The grumblings from inside the department have been getting louder during the last year and the officers – one suspended and the other resigning in lieu of termination – apparently had allowed their frustrations to be expressed publicly via the Internet. While both actions should be taken seriously, it’s the 160 work-hour suspension of Scott Weiss – and the timing of it – that is most problematic. Why?
While it’s clear that Weiss got in trouble when he integrated his roles as an officer and guild president, he was disciplined for his action as a patrol officer while remaining the guild’s leader. One could argue that there’s a power play occurring by those in charge of the city and the department, and it’s directed at a union that’s litigious by nature. Or, as the city manager believes, it’s the city trying to have police force adhere to a higher standard.
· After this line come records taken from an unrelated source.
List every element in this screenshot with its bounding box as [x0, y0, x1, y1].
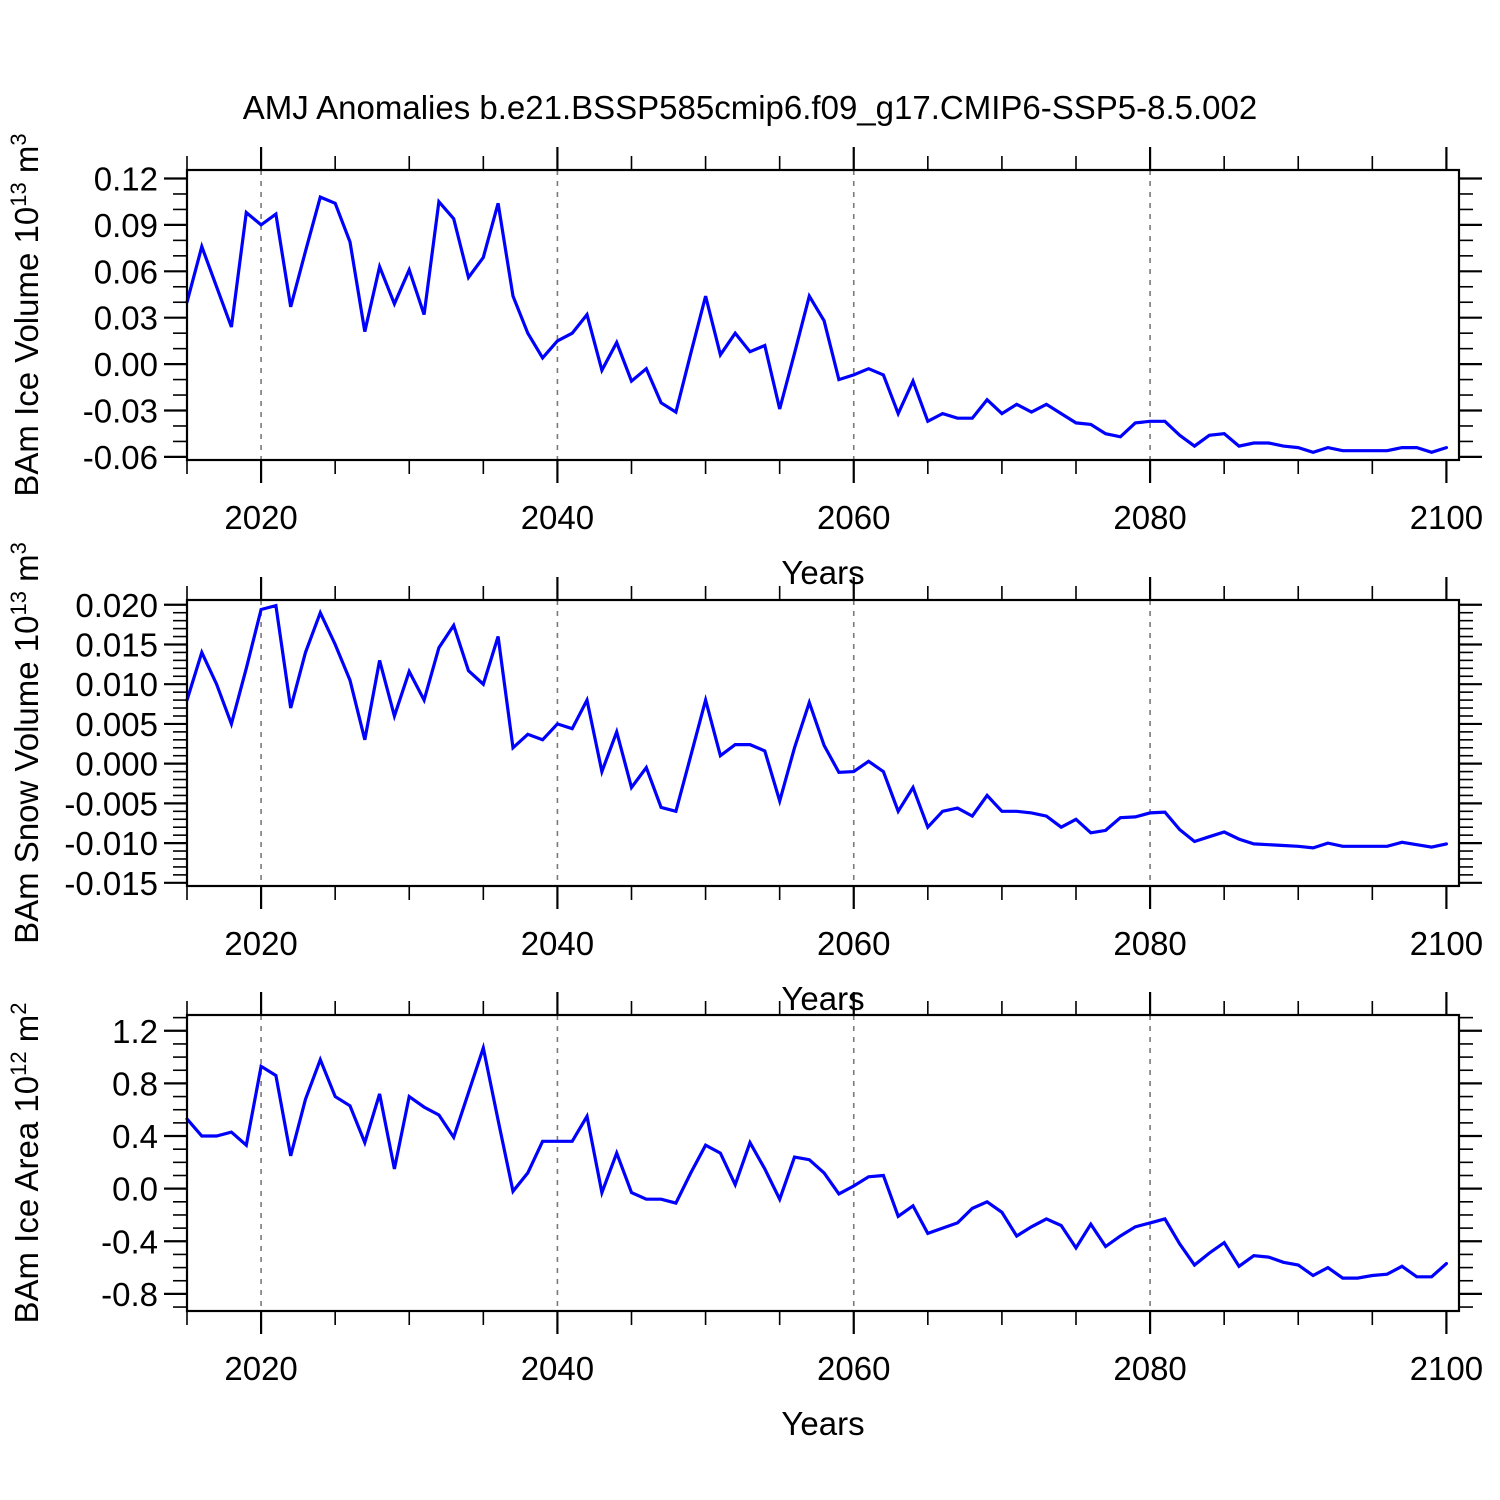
y-tick-label: 0.00: [94, 346, 158, 383]
y-tick-label: 0.015: [75, 626, 158, 663]
plot-frame: [185, 1013, 1461, 1313]
page-title: AMJ Anomalies b.e21.BSSP585cmip6.f09_g17…: [242, 89, 1258, 126]
x-tick-label: 2020: [224, 1350, 297, 1387]
x-tick-label: 2040: [521, 1350, 594, 1387]
y-tick-label: 0.020: [75, 587, 158, 624]
x-tick-label: 2040: [521, 925, 594, 962]
y-tick-label: 0.005: [75, 706, 158, 743]
y-tick-label: 0.09: [94, 207, 158, 244]
y-tick-label: -0.03: [83, 393, 158, 430]
y-axis-title-text: m: [8, 554, 45, 591]
y-axis-title: BAm Ice Area 1012 m2: [6, 1002, 45, 1323]
x-tick-label: 2080: [1113, 925, 1186, 962]
y-axis-title-text: m: [8, 146, 45, 183]
x-axis-title: Years: [781, 980, 864, 1017]
y-axis-title-text: BAm Snow Volume 10: [8, 616, 45, 944]
y-tick-label: 0.0: [112, 1171, 158, 1208]
y-tick-label: 0.010: [75, 666, 158, 703]
x-axis-title: Years: [781, 554, 864, 591]
y-tick-label: 0.8: [112, 1065, 158, 1102]
y-tick-label: -0.4: [101, 1223, 158, 1260]
y-tick-label: 0.12: [94, 161, 158, 198]
y-tick-label: 1.2: [112, 1013, 158, 1050]
y-tick-label: -0.8: [101, 1276, 158, 1313]
x-tick-label: 2020: [224, 499, 297, 536]
y-axis-title-sup: 13: [6, 591, 31, 615]
x-tick-label: 2060: [817, 499, 890, 536]
y-axis-title-sup: 12: [6, 1051, 31, 1075]
y-axis-title-sup: 3: [6, 133, 31, 145]
x-tick-label: 2100: [1410, 925, 1483, 962]
y-tick-label: 0.06: [94, 253, 158, 290]
x-tick-label: 2100: [1410, 1350, 1483, 1387]
y-axis-title: BAm Ice Volume 1013 m3: [6, 133, 45, 496]
y-axis-title-sup: 2: [6, 1002, 31, 1014]
y-axis-title-sup: 13: [6, 182, 31, 206]
x-tick-label: 2060: [817, 1350, 890, 1387]
x-tick-label: 2080: [1113, 1350, 1186, 1387]
y-tick-label: 0.000: [75, 746, 158, 783]
y-tick-label: -0.005: [64, 785, 158, 822]
y-tick-label: 0.4: [112, 1118, 158, 1155]
y-axis-title-text: BAm Ice Volume 10: [8, 207, 45, 497]
y-tick-label: -0.06: [83, 439, 158, 476]
data-line-series: [185, 194, 1449, 454]
x-tick-label: 2060: [817, 925, 890, 962]
x-tick-label: 2100: [1410, 499, 1483, 536]
y-axis-title-sup: 3: [6, 542, 31, 554]
y-tick-label: 0.03: [94, 300, 158, 337]
y-axis-title-text: m: [8, 1015, 45, 1052]
x-tick-label: 2080: [1113, 499, 1186, 536]
y-tick-label: -0.010: [64, 825, 158, 862]
y-axis-title-text: BAm Ice Area 10: [8, 1076, 45, 1324]
y-axis-title: BAm Snow Volume 1013 m3: [6, 542, 45, 944]
data-line-series: [185, 1041, 1449, 1280]
x-axis-title: Years: [781, 1405, 864, 1442]
plot-frame: [185, 598, 1461, 888]
x-tick-label: 2040: [521, 499, 594, 536]
x-tick-label: 2020: [224, 925, 297, 962]
data-line-series: [185, 603, 1449, 850]
plot-frame: [185, 168, 1461, 462]
y-tick-label: -0.015: [64, 865, 158, 902]
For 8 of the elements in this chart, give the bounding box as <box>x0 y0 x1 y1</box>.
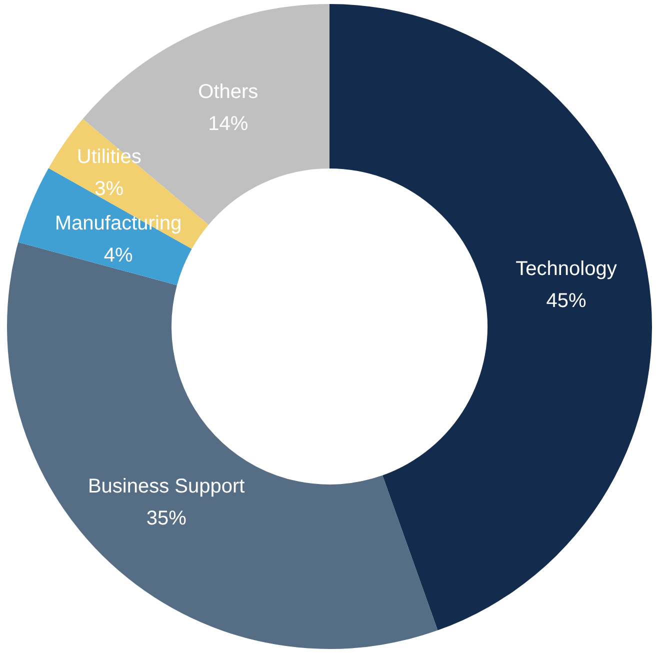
data-label: 45% <box>546 290 586 312</box>
data-label: 4% <box>104 244 133 266</box>
slice-label: Others <box>198 81 258 104</box>
data-label: 14% <box>208 113 248 136</box>
slice-label: Technology <box>516 258 617 280</box>
data-label: 35% <box>146 507 187 530</box>
data-label: 3% <box>94 178 124 200</box>
slice-label: Business Support <box>88 475 246 498</box>
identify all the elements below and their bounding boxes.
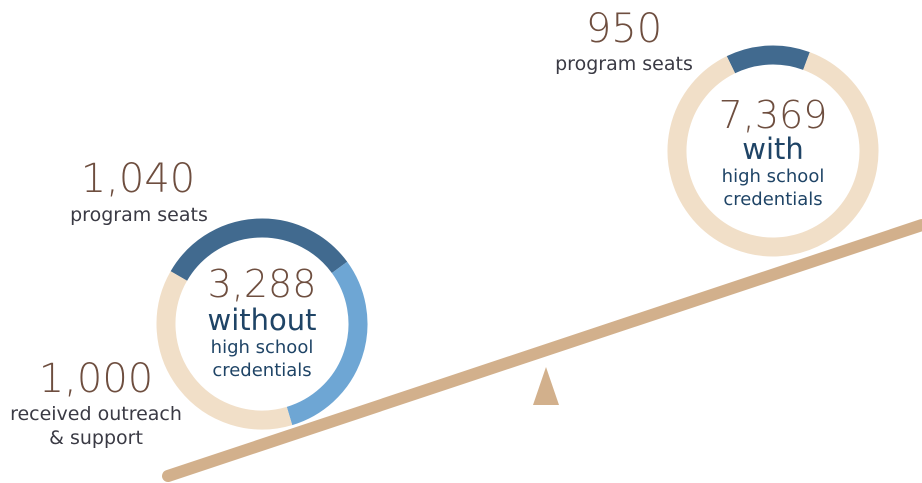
seesaw-beam [162,219,922,482]
right-total-value: 7,369 [719,93,828,137]
right-seats-value: 950 [586,6,662,52]
left-outreach-caption2: & support [49,427,143,449]
left-total-label: without [207,303,316,337]
right-donut-segment-0 [726,45,810,74]
left-total-sub1: high school [211,337,314,358]
left-donut-segment-1 [286,261,368,426]
left-seats-caption: program seats [70,204,208,226]
left-seats-value: 1,040 [81,156,196,202]
left-total-value: 3,288 [208,262,317,306]
right-seats-caption: program seats [555,53,693,75]
right-total-label: with [742,132,804,166]
right-total-sub1: high school [722,166,825,187]
right-donut-segment-1 [667,52,879,257]
left-total-sub2: credentials [212,360,311,381]
donut-without-credentials [156,218,368,430]
left-outreach-caption1: received outreach [10,403,182,425]
right-total-sub2: credentials [723,189,822,210]
donut-with-credentials [667,45,879,257]
seesaw-fulcrum [533,367,559,405]
left-donut-segment-0 [170,218,348,281]
left-outreach-value: 1,000 [39,356,154,402]
left-donut-segment-2 [156,271,293,430]
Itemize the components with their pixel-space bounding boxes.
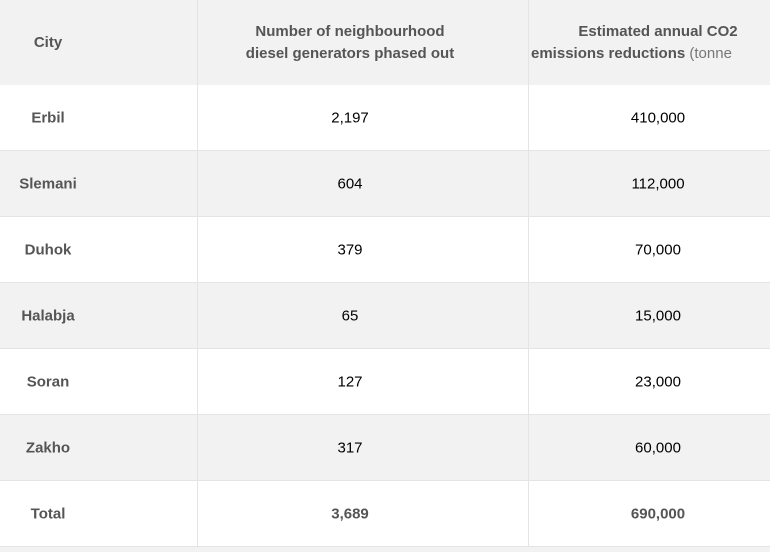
table-cell bbox=[0, 481, 197, 546]
header-cell bbox=[0, 0, 197, 85]
city-name: Duhok bbox=[24, 241, 72, 258]
total-row: Total 3,689 690,000 bbox=[0, 481, 770, 547]
cell-value: 2,197 bbox=[331, 109, 369, 126]
table-cell bbox=[197, 481, 529, 546]
cell-value: 690,000 bbox=[630, 505, 686, 522]
header-text: diesel generators phased out bbox=[245, 44, 455, 62]
table-row: Slemani 604 112,000 bbox=[0, 151, 770, 217]
table-cell bbox=[197, 415, 529, 480]
table-row: Duhok 379 70,000 bbox=[0, 217, 770, 283]
city-name: Slemani bbox=[19, 175, 77, 192]
table-cell bbox=[528, 481, 770, 546]
cell-value: 604 bbox=[337, 175, 363, 192]
cell-value: 3,689 bbox=[331, 505, 369, 522]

What we know is this: the Washington State Patrol conducted two investigations regarding Weiss’ behavior. One, released on June 8, exonerated him from any criminal action; the second accused him of violating four standards of the city’s Canon of Ethics and standing orders regarding conduct, rules and courtesy of the general orders manual. Thus, the suspension.
Meanwhile, the city administration has made moves toward reorganizing the supposedly independent Civil Service Commission (CSC), actions that Weiss has publicly criticized in a letter to the city manager. The commission itself is in limbo after its three commissioners resigned last month.
Weiss has filed a grievance, a process which will be conducted by the city (including the CSC), then finally by an arbitrator if still unresolved. Yes, lines have been drawn.